Of course, handmade clothes didn’t seem like a luxury in the 70s and 80s. Slow fashion, like slow food, didn’t have the cache it does now. My mother cooked from scratch every evening, but it was the adverts for Findus Crispy Pancakes that made me drool. In those days, processed foods seemed posh and new clothes, whatever they were made of, glamorous. Secondhand had a hint of second best about it. Even 15 years ago, if someone had asked you where your dress was from, the most satisfying reply would have been Céline or McQueen. Five years later, the zeitgeist had shifted, so you’d smile and smugly explain, it’s vintage. These days, the most gratifying response is to reveal you found the dress in a charity shop and had it altered. This is the route of all sartorial envy. Everybody wants to be that woman: sustainable, savvy, individual and imaginative.

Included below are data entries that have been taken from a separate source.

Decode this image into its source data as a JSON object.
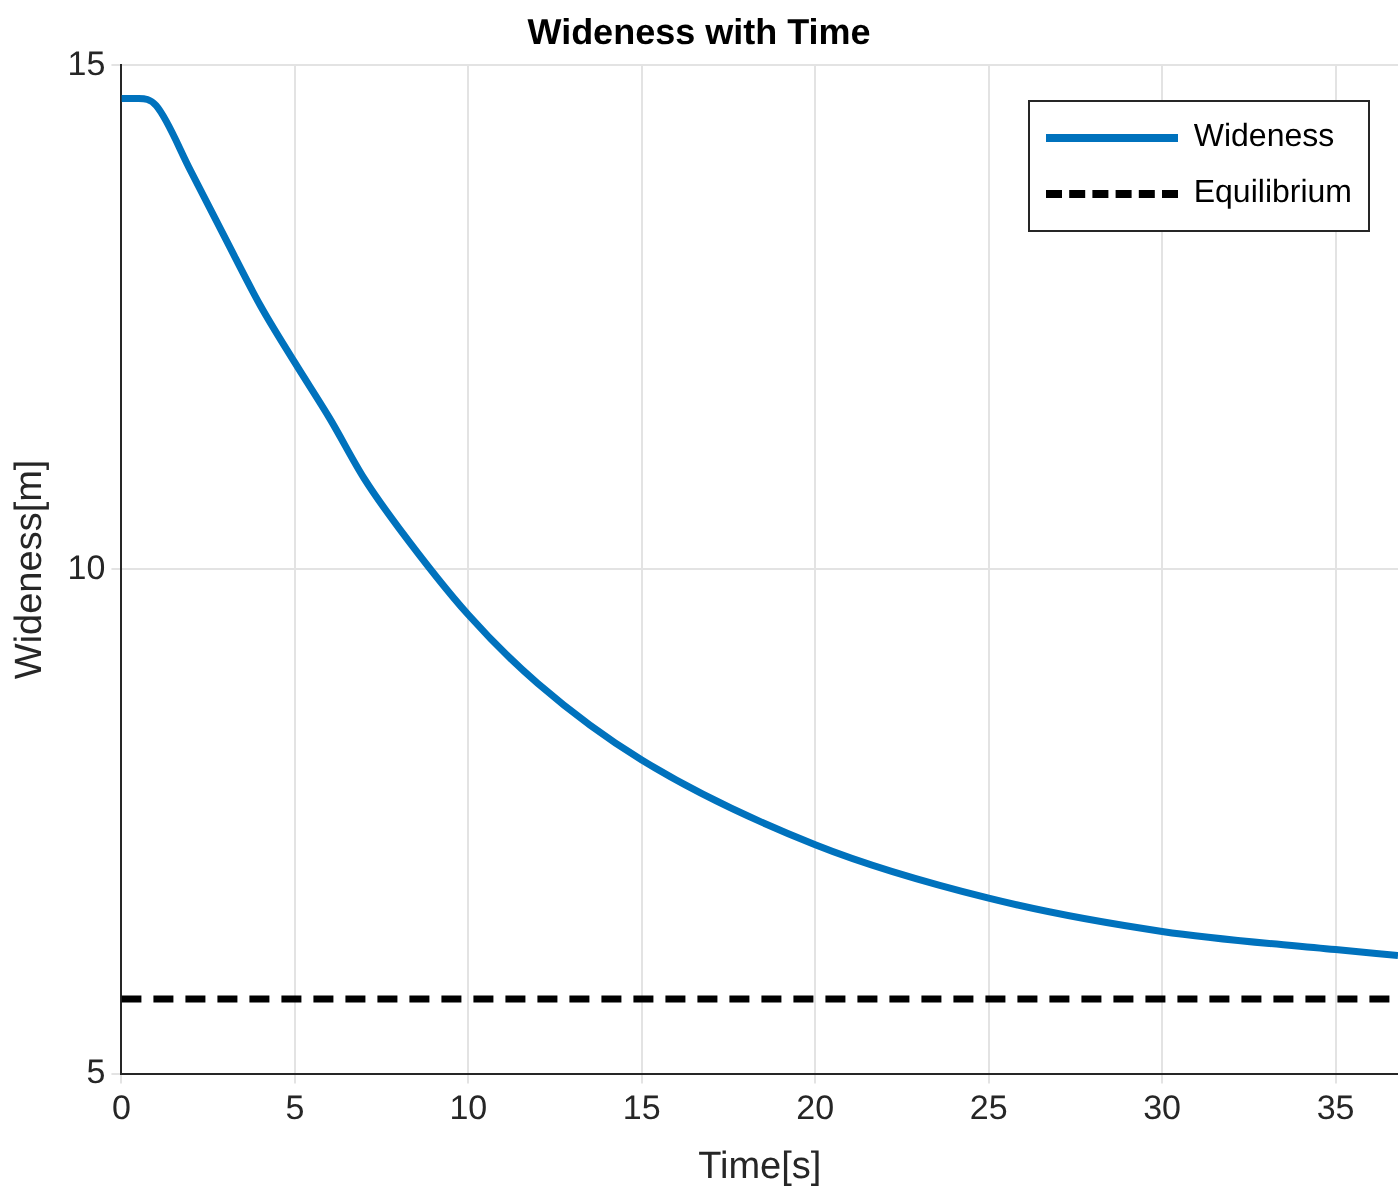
{
  "chart_data": {
    "type": "line",
    "title": "Wideness with Time",
    "xlabel": "Time[s]",
    "ylabel": "Wideness[m]",
    "xlim": [
      0,
      36.8
    ],
    "ylim": [
      5,
      15
    ],
    "xticks": [
      0,
      5,
      10,
      15,
      20,
      25,
      30,
      35
    ],
    "yticks": [
      5,
      10,
      15
    ],
    "grid": true,
    "legend": "top right",
    "marker": "none",
    "series": [
      {
        "name": "Wideness",
        "color": "#0072bd",
        "line_style": "solid",
        "x": [
          0,
          0.5,
          1,
          2,
          3,
          4,
          5,
          6,
          7,
          8,
          10,
          12,
          15,
          20,
          25,
          30,
          35,
          36.8
        ],
        "values": [
          14.67,
          14.67,
          14.6,
          13.95,
          13.28,
          12.62,
          12.05,
          11.5,
          10.9,
          10.41,
          9.55,
          8.87,
          8.11,
          7.27,
          6.74,
          6.41,
          6.23,
          6.17
        ]
      },
      {
        "name": "Equilibrium",
        "color": "#000000",
        "line_style": "dashed",
        "x": [
          0,
          36.8
        ],
        "values": [
          5.74,
          5.74
        ]
      }
    ]
  }
}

We didn’t know how sustainable we were growing up. In our home, necessity was the mother of invention. Money was scarce, but creative vision and talent were not. I miss my mother’s abilities hugely these days – she’s not up to doing much machine sewing now, although she can still hand-sew a hem exquisitely – and I have several items I need tweaked – from a pair of Zara suit trousers that are labelled an 8 but fit like a 12 (oh for consistent sizing…) to a tuxedo-style waistcoat that needs to be given a more streamlined shape. Thankfully, I am now once again one of those women who can say she has a tailor, as I found a brilliant local service a couple of years ago, which passed the ultimate test: resizing a Cos wool coat from a size 12 to an 8. It was beautifully done (it received my mother’s seal of approval which is huge) and since then I have felt that I can trust them with anything.
Finding a tailor multiplies the sartorial options open to you by a multitude, both inside your wardrobe and on the high street.
The best part of any sale (especially those of premium department stores and boutiques) is the final few days when discounts reach 70-80%. How often have you found an item and lamented, “If only it was in my size!” A trusted tailor makes the size and style of a garment irrelevant. If you love the colour, the fabric and the print, you can make it your own for just a few euro extra. Plus you become part of the design process. You have a hand in creating what you wear rather than just settling for something you see on a rail, which you like but don’t love, yet you can’t find anything better in that moment.
Of course, instant gratification is not part of this fashion equation. Buying in sales, secondhand or from charity shops is a game of chance. You’ll walk away empty handed sometimes, and when you do hit on a great find, patience is required between making your purchase, taking it to a tailor, and finally presenting it to your peers in its altered state. But if fashion needs more of anything, it’s the suspense and anticipation that was part and parcel of a pre-fast fashion, pre-social media era. Our click-and-buy, next-day-delivery culture is the equivalent of a sugar high, and it’s caused a kind of rot within the industry.
Sourcing a tailor and working with the clothes you own as well as those already in circulation is one way of contributing to a more sustainable future, but it’s also the pathway to a more interesting and individual wardrobe. Isn’t this the sartorial sweet spot we’re all looking for?